BEVERLEY Callard, Coronation Street soap queen, fitness video guru and now Mum's The Word star, owes plenty to York.

"I was born in Leeds, but I lived in York for a long time, about 15 years ago, in Haxby and Acomb," says Beverley, as she prepares to return to the city in the English premiere of a hit Canadian show about motherhood.

"I remember working on a play in York Minster, a very early Ibsen play, directed by Michael Winter, who used to be at the Theatre Royal. He worked with me quite often - in fact he helped me get my Equity card."

Beverley, who rose to fame as the high-maintenance blonde Liz McDonald in Coronation Street, is on tour with Casualty star Julia Watson, Tina Malone from Brookside, Polly Highton, Carole Anders and Anna Healy in Mum's The Word, a comedy about the trials and tribulations of having children. She will be in York for the closing week of the tour, at the Grand Opera House, playing the role of Deborah.

Written as a form of group therapy in Vancouver, Canada, in Spring 1993 by six women who had replaced glamorous professional stage careers with exhausted, bedraggled, amateur motherhood, the show has since transferred to Chicago, Minneapolis, Australia and Scotland for its European debut.

"I was first sent the script in Marbella - it's a gorgeous place to live! - and obviously you get a lot of scripts but I knew by page three or four that I wanted to do it. I've never laughed so much at a play. It makes me laugh, it makes me cry; it's written by six women and performed by six women but it's not a man-bashing play. The audiences have been about 50-50 men and women."

Beverley can draw upon her own experiences of motherhood for the play. "Yes, I am a mother myself! I have a daughter, Rebecca, who's an actress and she's doing very well; she's been in Sunburn for the BBC and The Grand for Granada, and she's just played Antigone at the Bristol Old Vic. Then there's my son, Joshua, who's 13. He's at school, and he wants to be an actor as well."

Beverley played a mother and wife in Corrie too, but there any similarities end. "After ten years in Coronation Street, although I loved it, I wanted to do other things. You do get lots of job offers for the same character under a different name but you have to be brave enough to say 'no', and do something different like this role."

That said, Beverley has not ruled out a return to Coronation Street. "I would never say 'never' to going back again, and I did go back for the 40th anniversary edition when the story was centred around Liz and Jim McDonald, which was great," she says.
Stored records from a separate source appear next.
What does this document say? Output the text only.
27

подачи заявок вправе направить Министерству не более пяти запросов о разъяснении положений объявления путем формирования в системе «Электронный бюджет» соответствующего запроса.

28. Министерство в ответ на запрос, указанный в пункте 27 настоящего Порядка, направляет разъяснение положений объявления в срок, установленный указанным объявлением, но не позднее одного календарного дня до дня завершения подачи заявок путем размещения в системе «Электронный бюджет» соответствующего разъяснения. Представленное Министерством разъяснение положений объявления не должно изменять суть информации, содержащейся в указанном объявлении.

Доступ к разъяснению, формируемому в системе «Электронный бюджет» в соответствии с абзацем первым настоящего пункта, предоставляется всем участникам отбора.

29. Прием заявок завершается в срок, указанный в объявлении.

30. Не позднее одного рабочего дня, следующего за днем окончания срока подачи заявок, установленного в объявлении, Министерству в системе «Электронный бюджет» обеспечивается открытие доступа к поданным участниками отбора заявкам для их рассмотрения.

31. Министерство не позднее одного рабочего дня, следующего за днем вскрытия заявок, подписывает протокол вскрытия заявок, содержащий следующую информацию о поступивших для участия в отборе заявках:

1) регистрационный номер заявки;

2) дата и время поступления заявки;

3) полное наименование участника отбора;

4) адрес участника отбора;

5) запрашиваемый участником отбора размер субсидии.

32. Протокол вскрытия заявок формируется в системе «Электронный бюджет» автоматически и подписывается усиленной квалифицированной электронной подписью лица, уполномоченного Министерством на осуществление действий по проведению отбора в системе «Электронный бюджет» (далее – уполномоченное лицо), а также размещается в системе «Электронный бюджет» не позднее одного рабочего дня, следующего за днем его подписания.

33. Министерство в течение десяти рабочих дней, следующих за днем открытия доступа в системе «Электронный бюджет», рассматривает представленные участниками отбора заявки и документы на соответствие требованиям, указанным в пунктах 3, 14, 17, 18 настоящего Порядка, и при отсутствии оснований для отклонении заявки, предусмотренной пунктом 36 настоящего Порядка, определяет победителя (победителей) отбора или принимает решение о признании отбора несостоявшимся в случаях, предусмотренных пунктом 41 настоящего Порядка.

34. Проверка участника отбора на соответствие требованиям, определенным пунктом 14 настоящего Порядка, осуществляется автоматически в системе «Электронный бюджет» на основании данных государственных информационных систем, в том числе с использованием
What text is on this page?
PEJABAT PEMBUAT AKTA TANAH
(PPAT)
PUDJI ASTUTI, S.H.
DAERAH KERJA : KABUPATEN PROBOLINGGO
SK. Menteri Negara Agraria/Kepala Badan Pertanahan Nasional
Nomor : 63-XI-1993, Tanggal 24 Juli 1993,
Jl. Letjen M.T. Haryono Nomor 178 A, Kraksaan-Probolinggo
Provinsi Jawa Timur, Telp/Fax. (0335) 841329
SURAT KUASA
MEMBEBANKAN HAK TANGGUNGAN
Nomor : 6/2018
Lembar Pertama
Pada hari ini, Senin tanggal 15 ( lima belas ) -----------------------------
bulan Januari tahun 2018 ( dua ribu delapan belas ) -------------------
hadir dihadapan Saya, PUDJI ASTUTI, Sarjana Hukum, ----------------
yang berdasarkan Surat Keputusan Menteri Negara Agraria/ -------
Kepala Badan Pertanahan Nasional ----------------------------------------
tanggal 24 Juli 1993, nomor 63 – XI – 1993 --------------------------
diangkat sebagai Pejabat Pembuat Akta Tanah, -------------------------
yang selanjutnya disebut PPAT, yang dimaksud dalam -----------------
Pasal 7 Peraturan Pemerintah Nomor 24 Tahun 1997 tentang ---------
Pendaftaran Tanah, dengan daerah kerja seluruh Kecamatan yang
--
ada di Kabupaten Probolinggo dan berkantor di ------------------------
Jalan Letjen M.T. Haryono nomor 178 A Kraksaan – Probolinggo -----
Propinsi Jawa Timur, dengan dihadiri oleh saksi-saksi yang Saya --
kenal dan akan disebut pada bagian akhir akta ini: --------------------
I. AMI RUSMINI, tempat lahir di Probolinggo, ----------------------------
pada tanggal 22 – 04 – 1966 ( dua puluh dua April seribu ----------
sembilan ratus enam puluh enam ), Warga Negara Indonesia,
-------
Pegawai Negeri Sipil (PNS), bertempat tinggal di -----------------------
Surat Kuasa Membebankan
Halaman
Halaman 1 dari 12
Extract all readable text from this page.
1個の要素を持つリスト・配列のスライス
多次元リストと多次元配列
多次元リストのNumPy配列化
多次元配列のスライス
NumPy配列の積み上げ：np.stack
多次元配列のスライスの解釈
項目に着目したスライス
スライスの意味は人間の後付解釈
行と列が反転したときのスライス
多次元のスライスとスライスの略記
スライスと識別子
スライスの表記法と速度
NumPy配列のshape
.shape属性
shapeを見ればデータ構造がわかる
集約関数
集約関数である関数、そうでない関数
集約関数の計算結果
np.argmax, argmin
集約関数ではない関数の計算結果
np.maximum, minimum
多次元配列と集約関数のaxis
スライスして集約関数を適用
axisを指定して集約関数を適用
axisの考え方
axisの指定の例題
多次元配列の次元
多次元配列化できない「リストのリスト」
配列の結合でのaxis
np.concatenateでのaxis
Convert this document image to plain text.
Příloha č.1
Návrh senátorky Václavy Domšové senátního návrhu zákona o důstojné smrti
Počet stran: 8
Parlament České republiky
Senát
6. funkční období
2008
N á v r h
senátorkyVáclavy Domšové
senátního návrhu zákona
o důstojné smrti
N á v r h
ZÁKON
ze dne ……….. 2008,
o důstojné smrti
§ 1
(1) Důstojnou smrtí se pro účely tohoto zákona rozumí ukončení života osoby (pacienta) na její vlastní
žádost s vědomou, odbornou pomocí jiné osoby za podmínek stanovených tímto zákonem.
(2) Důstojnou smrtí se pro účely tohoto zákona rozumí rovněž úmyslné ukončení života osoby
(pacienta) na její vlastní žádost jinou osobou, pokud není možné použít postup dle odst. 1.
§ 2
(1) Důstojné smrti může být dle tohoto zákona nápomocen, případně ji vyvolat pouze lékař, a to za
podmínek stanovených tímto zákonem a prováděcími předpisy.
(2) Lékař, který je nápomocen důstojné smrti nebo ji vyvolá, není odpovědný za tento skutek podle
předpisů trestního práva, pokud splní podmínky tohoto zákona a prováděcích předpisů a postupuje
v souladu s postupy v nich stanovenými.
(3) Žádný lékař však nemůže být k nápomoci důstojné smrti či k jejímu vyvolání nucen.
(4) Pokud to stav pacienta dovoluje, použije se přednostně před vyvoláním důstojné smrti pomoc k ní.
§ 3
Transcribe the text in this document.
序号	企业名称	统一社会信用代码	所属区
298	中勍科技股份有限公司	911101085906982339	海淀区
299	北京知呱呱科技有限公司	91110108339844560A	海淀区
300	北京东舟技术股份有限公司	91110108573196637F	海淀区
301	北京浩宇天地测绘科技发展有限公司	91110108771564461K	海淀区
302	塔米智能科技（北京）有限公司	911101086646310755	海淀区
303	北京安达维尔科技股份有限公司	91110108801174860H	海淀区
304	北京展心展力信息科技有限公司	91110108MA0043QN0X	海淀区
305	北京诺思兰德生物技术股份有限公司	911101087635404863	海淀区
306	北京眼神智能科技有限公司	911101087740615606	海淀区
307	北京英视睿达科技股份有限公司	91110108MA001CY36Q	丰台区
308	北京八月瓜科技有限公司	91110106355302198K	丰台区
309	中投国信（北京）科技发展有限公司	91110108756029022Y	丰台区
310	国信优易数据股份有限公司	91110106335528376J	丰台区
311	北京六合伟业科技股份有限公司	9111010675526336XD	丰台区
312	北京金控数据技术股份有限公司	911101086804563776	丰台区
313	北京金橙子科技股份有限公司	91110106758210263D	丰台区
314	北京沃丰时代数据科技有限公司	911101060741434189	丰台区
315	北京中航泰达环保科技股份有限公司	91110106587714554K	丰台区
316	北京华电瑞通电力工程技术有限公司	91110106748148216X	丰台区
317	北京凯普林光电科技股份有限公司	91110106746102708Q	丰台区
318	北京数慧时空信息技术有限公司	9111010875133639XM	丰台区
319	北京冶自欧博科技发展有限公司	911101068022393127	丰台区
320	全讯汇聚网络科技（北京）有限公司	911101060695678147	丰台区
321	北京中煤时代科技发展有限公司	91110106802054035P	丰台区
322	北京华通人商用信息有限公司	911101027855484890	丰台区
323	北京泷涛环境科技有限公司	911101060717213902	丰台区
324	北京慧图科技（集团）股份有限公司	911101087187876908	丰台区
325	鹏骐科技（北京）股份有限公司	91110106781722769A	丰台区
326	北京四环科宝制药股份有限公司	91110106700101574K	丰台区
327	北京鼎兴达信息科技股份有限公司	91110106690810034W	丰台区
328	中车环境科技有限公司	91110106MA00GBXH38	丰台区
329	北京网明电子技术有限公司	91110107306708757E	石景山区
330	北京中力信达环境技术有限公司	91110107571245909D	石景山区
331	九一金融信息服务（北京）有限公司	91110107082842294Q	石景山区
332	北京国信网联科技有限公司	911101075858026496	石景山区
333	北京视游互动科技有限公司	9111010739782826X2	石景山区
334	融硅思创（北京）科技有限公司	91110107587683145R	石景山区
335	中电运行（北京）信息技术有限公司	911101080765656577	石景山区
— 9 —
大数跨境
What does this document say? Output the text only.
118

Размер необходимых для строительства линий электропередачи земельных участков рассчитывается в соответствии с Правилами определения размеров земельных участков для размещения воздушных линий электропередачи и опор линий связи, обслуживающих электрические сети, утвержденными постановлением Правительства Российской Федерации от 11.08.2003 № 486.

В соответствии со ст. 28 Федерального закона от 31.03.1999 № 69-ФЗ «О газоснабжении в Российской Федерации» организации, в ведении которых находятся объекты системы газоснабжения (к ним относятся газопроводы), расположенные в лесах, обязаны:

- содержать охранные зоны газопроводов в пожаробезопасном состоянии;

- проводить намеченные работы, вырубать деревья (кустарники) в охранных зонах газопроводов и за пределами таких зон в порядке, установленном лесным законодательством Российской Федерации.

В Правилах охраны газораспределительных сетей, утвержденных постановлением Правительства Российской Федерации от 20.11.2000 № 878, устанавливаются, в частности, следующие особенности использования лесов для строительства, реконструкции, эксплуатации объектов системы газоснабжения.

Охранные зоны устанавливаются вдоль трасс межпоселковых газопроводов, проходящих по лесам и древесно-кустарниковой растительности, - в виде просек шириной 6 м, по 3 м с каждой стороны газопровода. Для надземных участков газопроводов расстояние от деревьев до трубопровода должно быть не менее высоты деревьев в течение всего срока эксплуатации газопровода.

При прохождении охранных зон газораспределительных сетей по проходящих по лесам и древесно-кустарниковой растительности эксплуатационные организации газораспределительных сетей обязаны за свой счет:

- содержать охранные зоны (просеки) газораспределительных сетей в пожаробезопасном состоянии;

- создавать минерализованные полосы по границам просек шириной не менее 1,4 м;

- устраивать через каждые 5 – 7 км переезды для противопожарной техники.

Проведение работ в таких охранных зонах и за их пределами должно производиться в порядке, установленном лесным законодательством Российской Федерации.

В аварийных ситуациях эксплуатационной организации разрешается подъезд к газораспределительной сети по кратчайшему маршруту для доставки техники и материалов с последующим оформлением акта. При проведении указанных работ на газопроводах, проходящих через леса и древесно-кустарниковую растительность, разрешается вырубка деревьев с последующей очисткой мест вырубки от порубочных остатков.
"I must say that I was very fortunate to work in Coronation Street with Charlie Lawson and the two boys Simon Gregory, Nicholas Cochrane but to be honest that happens to me all the time. There was Jim Broadbent in The Peter Principle and I've just done the second series of Two Pints Of Lager And A Packet Of Crisps. We jumped into each other's arms as we were so happy to see each other again!"

'Two Pints' is heading for a third series, and so Beverley will have the chance to play another mother role again.

"Floella is the worst mother in the world. Oh my god, I can't say this, but she's so vulgar," says Beverley, who is full of admiration for scriptwriter Sue Nixon. "She's only 24 and she's a genius."

Beverley will forever be linked with Liz McDonald but she is happy spreading her wings. "A child is higher maintenance than Liz, without a doubt! Liz was easy to maintain; there wasn't much fabric in those mini skirts, but nothing was as gruelling as the filming schedule.

"We were shooting literally six days a week; no rehearsal time and you have no other life. With 'Two Pints' we have the weekend off," she says.

"At the moment, I'm doing 'Two Pints' and theatre, and I'm still not doing as much as I was in Coronation Street, but it was always fun - and if it wasn't fun I wouldn't have stayed."

Beverley continues to run fitness classes, and she plans to make her fourth video next year. "I took three classes a week even when I was in Coronation Street, and in Marbella I do six a week, and I've been teaching on this tour. In fact I think I'm taking classes while I'm in York," she says.

One last question needed answering: do blond mums have more fun? "I would think so. My life is never boring. It's chaos," says Beverley. "I don't think I'd be any good at a 9 to 5 job, and my children say the same!"

Mum's The Word, Grand Opera House, York, November 4 to 9. Performances: Monday to Thursday, 7.30pm; Friday, Saturday, 6pm, 8.30pm. Tickets: £10 to £20 on 01904 671818.